Olhou
para o garfo, respirou profundamente. Aquela era a última garfada de
sua última refeição. Tinha vivido até ali da maneira que dava,
empurrando tudo com a barriga. Mantendo sempre seus pontos de vista
como os corretos. A verdade é que não queria pensar de fato na
vida. Aprendia algo e aquilo era absoluto, imutável. Sua visão
definia as pessoas, se a
pessoa
tivesse um cabelo estranho, com certeza era
um vagabundo sem futuro; se a pessoa usasse tatuagem obviamente tinha
um defeito no caráter; Se vivia de qualquer tipo de arte, era um
boêmio e drogado e lista de preconceitos não pararia por aqui.
Acreditava
profundamente que a única vez que a juventude poderia mudar alguma
coisa, foi quando era jovem. O saudosismo inundou seus pensamentos
enquanto o garfo era direcionado para sua boca. Mastigou lentamente
para tentar adiar o fim. Acabaria depois daquela garfada, uma linha
traçada por ele. Morreria após aquilo. A verdade é que ele se
destruiria.
Tomou
o último gole de sua ultima bebida e se levantou. Gostava da comodidade, mas durante
aquela semana pela primeira vez na vida tinha enxergado de fato, seu
filho e sua esposa estavam infelizes. Apesar
de nunca falarem, percebera
após
um desentendimento. Ele repetiu tantas vezes seus argumentos para o
filho que do mesmo jeito que uma palavra perde o sentido, o argumento
se perdeu em sua cabeça.
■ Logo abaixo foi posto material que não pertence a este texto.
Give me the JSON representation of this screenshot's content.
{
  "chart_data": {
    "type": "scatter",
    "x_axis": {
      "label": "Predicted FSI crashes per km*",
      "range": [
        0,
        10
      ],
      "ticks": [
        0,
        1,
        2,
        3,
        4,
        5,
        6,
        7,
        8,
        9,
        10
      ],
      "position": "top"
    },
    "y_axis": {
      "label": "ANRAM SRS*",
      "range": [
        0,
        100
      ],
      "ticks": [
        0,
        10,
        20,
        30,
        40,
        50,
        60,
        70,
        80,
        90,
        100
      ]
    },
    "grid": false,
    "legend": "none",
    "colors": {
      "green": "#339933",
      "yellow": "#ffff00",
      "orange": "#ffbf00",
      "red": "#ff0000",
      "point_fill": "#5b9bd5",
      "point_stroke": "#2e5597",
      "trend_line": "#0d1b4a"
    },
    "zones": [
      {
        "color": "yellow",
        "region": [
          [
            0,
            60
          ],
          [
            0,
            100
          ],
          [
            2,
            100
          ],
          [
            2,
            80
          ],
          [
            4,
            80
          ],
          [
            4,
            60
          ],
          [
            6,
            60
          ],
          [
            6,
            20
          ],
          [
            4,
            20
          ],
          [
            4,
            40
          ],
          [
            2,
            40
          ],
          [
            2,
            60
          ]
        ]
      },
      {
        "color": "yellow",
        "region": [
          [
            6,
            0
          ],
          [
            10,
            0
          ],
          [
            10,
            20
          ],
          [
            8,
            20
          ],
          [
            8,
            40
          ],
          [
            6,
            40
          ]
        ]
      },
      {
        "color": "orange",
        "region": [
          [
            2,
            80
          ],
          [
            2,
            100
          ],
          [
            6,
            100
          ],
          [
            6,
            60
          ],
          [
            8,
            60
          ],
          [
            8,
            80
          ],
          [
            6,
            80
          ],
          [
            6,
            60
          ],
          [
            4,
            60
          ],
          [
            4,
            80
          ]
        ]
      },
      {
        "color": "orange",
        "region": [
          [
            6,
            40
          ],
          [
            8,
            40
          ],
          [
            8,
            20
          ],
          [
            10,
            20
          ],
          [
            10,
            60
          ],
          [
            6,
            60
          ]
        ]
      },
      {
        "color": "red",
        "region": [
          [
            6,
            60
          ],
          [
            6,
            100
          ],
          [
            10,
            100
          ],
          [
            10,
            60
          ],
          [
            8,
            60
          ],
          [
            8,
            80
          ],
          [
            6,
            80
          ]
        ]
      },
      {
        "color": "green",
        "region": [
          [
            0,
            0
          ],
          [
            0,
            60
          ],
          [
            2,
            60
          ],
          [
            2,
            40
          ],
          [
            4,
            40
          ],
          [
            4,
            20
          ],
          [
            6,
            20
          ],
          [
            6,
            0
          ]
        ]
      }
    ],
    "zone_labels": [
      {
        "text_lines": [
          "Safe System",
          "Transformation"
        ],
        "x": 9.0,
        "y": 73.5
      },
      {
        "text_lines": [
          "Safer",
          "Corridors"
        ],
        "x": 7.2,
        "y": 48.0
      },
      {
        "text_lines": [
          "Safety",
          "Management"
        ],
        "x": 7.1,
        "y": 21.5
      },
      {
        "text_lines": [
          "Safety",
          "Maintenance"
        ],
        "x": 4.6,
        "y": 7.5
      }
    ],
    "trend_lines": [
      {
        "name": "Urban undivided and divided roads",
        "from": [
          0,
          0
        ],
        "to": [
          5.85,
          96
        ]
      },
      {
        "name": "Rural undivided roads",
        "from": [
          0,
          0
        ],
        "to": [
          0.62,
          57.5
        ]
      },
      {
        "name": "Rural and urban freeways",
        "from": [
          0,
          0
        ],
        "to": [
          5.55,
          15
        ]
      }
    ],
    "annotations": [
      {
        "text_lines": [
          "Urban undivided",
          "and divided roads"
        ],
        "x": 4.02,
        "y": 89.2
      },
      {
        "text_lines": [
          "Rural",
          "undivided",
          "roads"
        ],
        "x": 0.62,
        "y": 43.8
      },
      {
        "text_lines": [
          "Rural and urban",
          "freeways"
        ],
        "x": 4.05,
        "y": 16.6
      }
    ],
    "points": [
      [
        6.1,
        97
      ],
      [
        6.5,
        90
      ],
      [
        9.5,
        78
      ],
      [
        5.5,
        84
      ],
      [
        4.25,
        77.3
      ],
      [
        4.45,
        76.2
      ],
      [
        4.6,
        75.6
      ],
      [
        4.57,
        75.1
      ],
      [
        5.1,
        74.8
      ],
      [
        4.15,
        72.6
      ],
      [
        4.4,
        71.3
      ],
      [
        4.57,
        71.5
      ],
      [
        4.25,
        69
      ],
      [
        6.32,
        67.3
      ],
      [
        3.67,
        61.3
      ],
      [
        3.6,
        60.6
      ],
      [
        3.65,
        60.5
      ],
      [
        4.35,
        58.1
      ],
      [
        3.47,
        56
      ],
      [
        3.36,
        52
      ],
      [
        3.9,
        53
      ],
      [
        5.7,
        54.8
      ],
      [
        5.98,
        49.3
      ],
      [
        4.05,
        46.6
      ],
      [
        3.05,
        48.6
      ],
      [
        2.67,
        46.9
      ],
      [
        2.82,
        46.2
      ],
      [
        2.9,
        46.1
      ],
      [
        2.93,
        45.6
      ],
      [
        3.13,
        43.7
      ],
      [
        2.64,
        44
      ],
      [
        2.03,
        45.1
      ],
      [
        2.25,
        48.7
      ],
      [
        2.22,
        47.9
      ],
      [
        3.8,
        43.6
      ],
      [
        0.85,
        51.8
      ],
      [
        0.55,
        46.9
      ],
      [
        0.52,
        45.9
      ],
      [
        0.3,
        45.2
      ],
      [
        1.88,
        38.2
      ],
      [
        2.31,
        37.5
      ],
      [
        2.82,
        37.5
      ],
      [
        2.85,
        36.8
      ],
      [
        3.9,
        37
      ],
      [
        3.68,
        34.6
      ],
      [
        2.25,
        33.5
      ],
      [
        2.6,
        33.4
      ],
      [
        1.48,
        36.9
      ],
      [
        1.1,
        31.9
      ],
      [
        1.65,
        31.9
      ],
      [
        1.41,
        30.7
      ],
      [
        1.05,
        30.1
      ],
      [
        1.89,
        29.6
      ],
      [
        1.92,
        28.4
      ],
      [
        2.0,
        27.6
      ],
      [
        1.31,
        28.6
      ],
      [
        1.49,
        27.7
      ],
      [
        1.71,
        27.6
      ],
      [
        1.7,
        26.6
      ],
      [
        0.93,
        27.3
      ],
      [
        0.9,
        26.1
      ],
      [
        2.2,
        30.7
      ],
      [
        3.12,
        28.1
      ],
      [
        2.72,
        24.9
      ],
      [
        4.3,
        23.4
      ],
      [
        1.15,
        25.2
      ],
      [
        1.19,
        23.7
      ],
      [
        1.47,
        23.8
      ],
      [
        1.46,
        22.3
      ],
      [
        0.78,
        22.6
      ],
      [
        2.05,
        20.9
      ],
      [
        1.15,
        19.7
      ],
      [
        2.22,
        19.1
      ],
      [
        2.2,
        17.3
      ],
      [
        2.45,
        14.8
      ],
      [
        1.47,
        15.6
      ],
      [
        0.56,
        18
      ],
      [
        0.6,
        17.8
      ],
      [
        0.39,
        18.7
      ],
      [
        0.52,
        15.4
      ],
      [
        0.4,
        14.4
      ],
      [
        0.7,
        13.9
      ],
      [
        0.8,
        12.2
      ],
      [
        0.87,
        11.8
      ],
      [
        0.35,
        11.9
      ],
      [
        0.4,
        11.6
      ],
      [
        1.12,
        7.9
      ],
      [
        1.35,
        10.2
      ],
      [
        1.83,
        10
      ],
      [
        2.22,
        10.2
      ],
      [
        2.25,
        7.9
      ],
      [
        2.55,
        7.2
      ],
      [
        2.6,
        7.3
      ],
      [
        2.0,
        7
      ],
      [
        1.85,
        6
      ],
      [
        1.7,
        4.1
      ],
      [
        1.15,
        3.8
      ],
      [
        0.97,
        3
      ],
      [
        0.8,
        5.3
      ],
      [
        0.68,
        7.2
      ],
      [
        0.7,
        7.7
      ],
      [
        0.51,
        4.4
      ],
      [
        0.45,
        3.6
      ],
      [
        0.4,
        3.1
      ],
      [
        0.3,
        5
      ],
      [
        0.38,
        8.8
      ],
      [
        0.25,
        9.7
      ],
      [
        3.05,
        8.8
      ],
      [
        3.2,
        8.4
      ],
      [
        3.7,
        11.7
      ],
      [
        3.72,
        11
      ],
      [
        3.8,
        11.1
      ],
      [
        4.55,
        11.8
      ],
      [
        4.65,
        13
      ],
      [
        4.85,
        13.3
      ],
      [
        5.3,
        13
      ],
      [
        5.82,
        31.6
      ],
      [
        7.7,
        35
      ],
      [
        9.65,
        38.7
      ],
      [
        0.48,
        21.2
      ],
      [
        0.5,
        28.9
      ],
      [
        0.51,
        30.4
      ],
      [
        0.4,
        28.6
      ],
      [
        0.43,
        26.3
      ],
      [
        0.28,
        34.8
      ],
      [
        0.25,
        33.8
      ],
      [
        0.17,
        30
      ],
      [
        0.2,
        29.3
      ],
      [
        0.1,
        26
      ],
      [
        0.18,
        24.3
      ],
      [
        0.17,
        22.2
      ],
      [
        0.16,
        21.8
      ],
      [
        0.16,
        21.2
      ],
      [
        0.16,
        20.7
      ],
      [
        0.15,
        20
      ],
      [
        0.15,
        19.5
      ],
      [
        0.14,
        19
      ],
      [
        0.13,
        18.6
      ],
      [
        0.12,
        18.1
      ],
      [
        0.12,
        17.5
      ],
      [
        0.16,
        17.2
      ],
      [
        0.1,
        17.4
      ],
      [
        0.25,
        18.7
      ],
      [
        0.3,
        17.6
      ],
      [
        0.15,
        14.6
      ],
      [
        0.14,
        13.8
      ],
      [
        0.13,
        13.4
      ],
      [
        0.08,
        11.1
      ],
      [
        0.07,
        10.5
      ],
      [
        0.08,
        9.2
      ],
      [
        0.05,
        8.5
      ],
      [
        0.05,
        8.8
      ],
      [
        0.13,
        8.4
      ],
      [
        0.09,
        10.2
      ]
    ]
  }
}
O filho queria fazer uma graduação em uma
área que daria pouco dinheiro. Que impossibilitaria uma vida mais
fácil, esse
era seu pensamento. Durante alguns dias ele procurou em seus
conceitos e análises uma forma de entender tudo aquilo e, por fim,
chegou a conclusão de que ficara velho, que
estava sendo duro demais e
inflexível.
Como então voltar a juventude, que poderia modificar todo aquele
quadro? Como
mudar algo tão cristalizado? Só
tinha um jeito:
Nascer
de novo.
Durante
a caminhada ate o quarto do filho, dizia mentalmente: "São
outros tempos, de tudo que conheci. Eu tenho que admitir: Eu não sei
de nada". Desatou
os cordões do ponto de vista singular e abriu seus ouvidos para as
possibilidades. Foi
como o berrar de um recém-nascido e o choro não
terminaria
tão
cedo.
"
Tenho
que me desculpar com você meu filho…".